Ihr Lieben,
ich lese als Gast schon eine Weile Eure Geschichten und bekomme mit, wie Ihr einander zuhört, Euch gegenseitig aufbaut und Unterstützung seid.
Berufsbedingt habe ich fast täglich mit den verschiedensten Suchterkrankungen zu tun und habe mich wie oft dabei erwischt, mich derselben Ausreden, Rechtfertigungen und Erklärungsversuchen zu bedienen.

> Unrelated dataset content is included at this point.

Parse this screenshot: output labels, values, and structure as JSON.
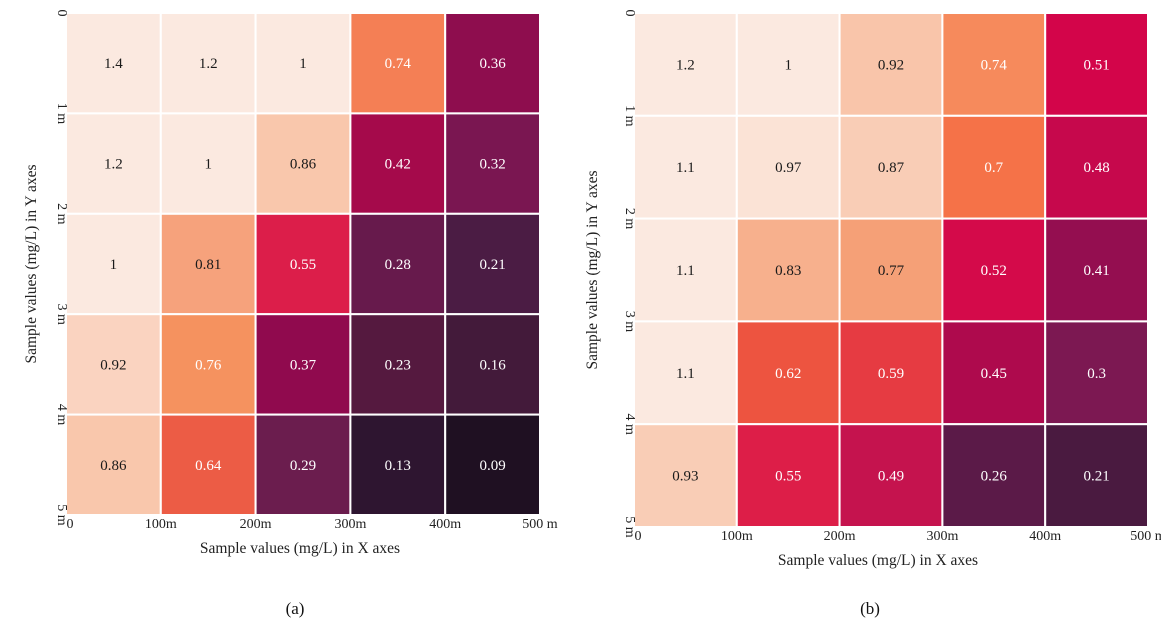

Es ist verhältnismäßig einfach, den Suchtkranken die Hilfen an die Hand zu geben und Ihnen von Herzen zu wünschen, nach ihrer Zeit bei uns in eine Therapie und damit in die Chance auf ein suchtmittelfreies Leben zu starten. Aber kaum beschäftigt man sich mit der eigenen Abhängigkeit, erfüllt einen Panik bei dem Gedanken, diese Belastung des Rauchens abzulegen und rauchfrei zu leben.
Im letzten Jahr hatte ich bereits einen Anlauf gestartet. Ich hab über drei Monate "durchgehalten". Aber dann bekam ich heraus, dass mein Lebensgefährte mich bereits ein Jahr lang betrogen hat und sich daraufhin trennte. Ich hatte DEN Grund gefunden, mich endlich wieder an die einzig wahre Hilfe, die Zigarette, zu klammern (Bitte hier ein lautes Ironie-Knallen einbauen ;D )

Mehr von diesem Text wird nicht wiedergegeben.